For me, world building that starts at the top, the large institutes, structures, and events, creating cultures wholesale, often feels dead, much like the recitation of dates in a history exam. I favor world-building that emerges organically from the life stories of NPCs like a stew seller at the docks, or the small histories of mundane locations like a the town well; stories in which larger events may be tangentially referenced, but most frequently are not the central subject of relevance, except when it is.Those oblique references, often inserted on a whimsy or temporary crutch, piques curiosity, and then expanded upon with further writing, or left as mysterious hooks to capture the adventurer’s imagination. Building the world from a fish seller’s perspective rather than from a god’s eye view, keeps the narrative grounded in human wants and fallacies, which are humanly interesting.

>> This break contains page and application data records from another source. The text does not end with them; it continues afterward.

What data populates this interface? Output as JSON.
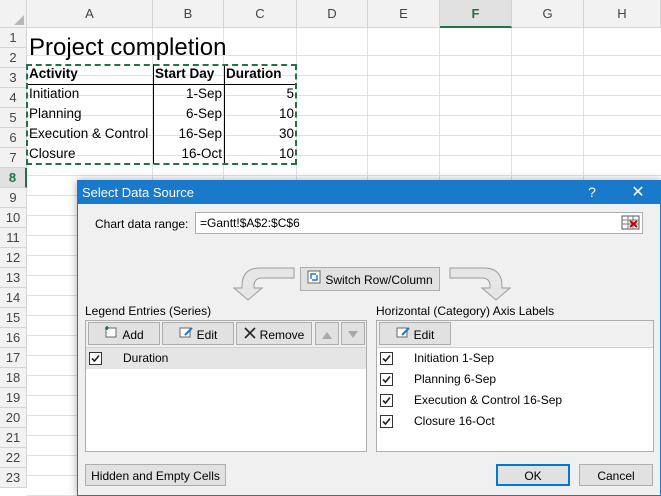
{
  "sheet": {
    "columns": [
      "A",
      "B",
      "C",
      "D",
      "E",
      "F",
      "G",
      "H"
    ],
    "selected_column": "F",
    "rows": [
      "1",
      "2",
      "3",
      "4",
      "5",
      "6",
      "7",
      "8",
      "9",
      "10",
      "11",
      "12",
      "13",
      "14",
      "15",
      "16",
      "17",
      "18",
      "19",
      "20",
      "21",
      "22",
      "23"
    ],
    "selected_row": "8",
    "title": "Project completion",
    "headers": [
      "Activity",
      "Start Day",
      "Duration"
    ],
    "data": [
      [
        "Initiation",
        "1-Sep",
        "5"
      ],
      [
        "Planning",
        "6-Sep",
        "10"
      ],
      [
        "Execution & Control",
        "16-Sep",
        "30"
      ],
      [
        "Closure",
        "16-Oct",
        "10"
      ]
    ]
  },
  "dialog": {
    "title": "Select Data Source",
    "help": "?",
    "close": "✕",
    "range_label": "Chart data range:",
    "range_value": "=Gantt!$A$2:$C$6",
    "switch_button": "Switch Row/Column",
    "legend_label": "Legend Entries (Series)",
    "add_button": "Add",
    "edit_button": "Edit",
    "remove_button": "Remove",
    "series": [
      {
        "label": "Duration",
        "checked": true
      }
    ],
    "axis_label": "Horizontal (Category) Axis Labels",
    "axis_edit_button": "Edit",
    "categories": [
      {
        "label": "Initiation 1-Sep",
        "checked": true
      },
      {
        "label": "Planning 6-Sep",
        "checked": true
      },
      {
        "label": "Execution & Control 16-Sep",
        "checked": true
      },
      {
        "label": "Closure 16-Oct",
        "checked": true
      }
    ],
    "hidden_cells_button": "Hidden and Empty Cells",
    "ok_button": "OK",
    "cancel_button": "Cancel"
  },
  "colors": {
    "excel_green": "#217346",
    "title_blue": "#1979ca",
    "dialog_bg": "#f0f0f0"
  }
}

For example, I recently wrote an NPC background for “The Northern Deeps”, a Viking campaign we are writing at Hex Brawler Games:

Crags Theregson
Stoutsman of the Western Whimsy

Crags owns the oldest brewery in the Northern Reaches. Boasts he could ferment and brew beer from anything worth brewing. Crags is always interested in new herbs, mushrooms, and roots. Not a man prone to chatter, he lets his patrons’ loose tongues do the talking; he just listens. His brews are very good, and unpredictably strong. For patrons that capture his interest, he offers a particular brew fermented from FaeRoot, an ale that loosens tongues and memories with merriment. Over the years, Crags has gathered all sorts of tales, many that should not have been told. Few if any suspect him, and his motivations are unclear, even to himself. Just curious he supposes. He makes no moves, nor takes advantage. But he listens. Crags lost his only child to the sea and is looking to find or produce an apprentice to eventually take over the brewery.

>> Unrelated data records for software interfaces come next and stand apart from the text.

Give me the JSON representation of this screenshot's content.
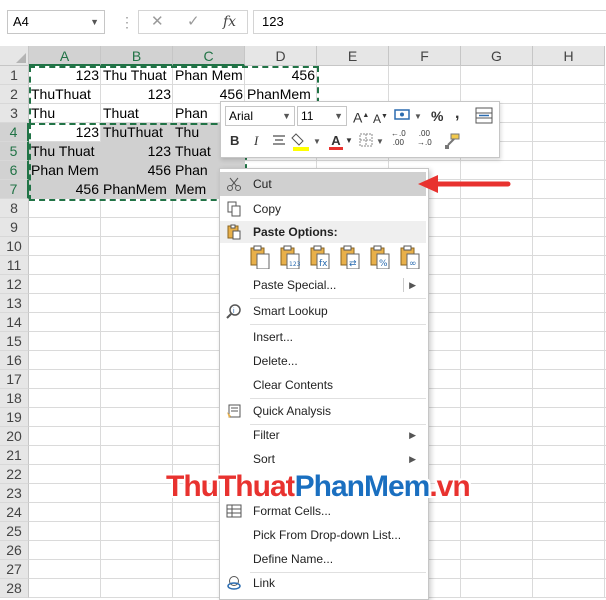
{
  "name_box": "A4",
  "formula_bar": {
    "value": "123",
    "fx": "fx",
    "cancel": "✕",
    "enter": "✓"
  },
  "columns": [
    "A",
    "B",
    "C",
    "D",
    "E",
    "F",
    "G",
    "H"
  ],
  "rows": [
    "1",
    "2",
    "3",
    "4",
    "5",
    "6",
    "7",
    "8",
    "9",
    "10",
    "11",
    "12",
    "13",
    "14",
    "15",
    "16",
    "17",
    "18",
    "19",
    "20",
    "21",
    "22",
    "23",
    "24",
    "25",
    "26",
    "27",
    "28"
  ],
  "cells": {
    "A1": "123",
    "B1": "Thu Thuat",
    "C1": "Phan Mem",
    "D1": "456",
    "A2": "ThuThuat",
    "B2": "123",
    "C2": "456",
    "D2": "PhanMem",
    "A3": "Thu",
    "B3": "Thuat",
    "C3": "Phan",
    "A4": "123",
    "B4": "ThuThuat",
    "C4": "Thu",
    "A5": "Thu Thuat",
    "B5": "123",
    "C5": "Thuat",
    "A6": "Phan Mem",
    "B6": "456",
    "C6": "Phan",
    "A7": "456",
    "B7": "PhanMem",
    "C7": "Mem"
  },
  "mini_toolbar": {
    "font": "Arial",
    "size": "11",
    "grow": "A",
    "shrink": "A",
    "percent": "%",
    "comma": ",",
    "bold": "B",
    "italic": "I",
    "font_color": "A",
    "inc_decimal": "←.0\n.00",
    "dec_decimal": ".00\n→.0"
  },
  "context_menu": {
    "cut": "Cut",
    "copy": "Copy",
    "paste_options": "Paste Options:",
    "paste_special": "Paste Special...",
    "smart_lookup": "Smart Lookup",
    "insert": "Insert...",
    "delete": "Delete...",
    "clear_contents": "Clear Contents",
    "quick_analysis": "Quick Analysis",
    "filter": "Filter",
    "sort": "Sort",
    "format_cells": "Format Cells...",
    "pick_list": "Pick From Drop-down List...",
    "define_name": "Define Name...",
    "link": "Link"
  },
  "paste_icons": [
    "paste-icon",
    "paste-values-icon",
    "paste-formulas-icon",
    "paste-transpose-icon",
    "paste-formatting-icon",
    "paste-link-icon"
  ],
  "watermark": {
    "part1": "ThuThuat",
    "part2": "PhanMem",
    "part3": ".vn"
  },
  "colors": {
    "accent": "#217346",
    "arrow": "#e8322f",
    "wm_red": "#e8322f",
    "wm_blue": "#1a6fc0"
  }
}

A few such blurbs have organically started to suggest the type of world they live in, local events and character. Leading me to have the great problem of too many ideas..and eventually to the boring task of reigning them all back in to keep the world reasonably consistent. Meanwhile my brain is on fire.

This isn’t to say that having a larger idea set doesn’t play a role. I.e. a flavor of setting in mind, but it’s important to let the organic growth from smaller stories, informing and shaping that larger idea, or even change it altogether. Hence, most of my world-building effort is focused on detailing the ordinary life and struggles of the peoples of his world, of particular experiences that inform their culture than then inform history.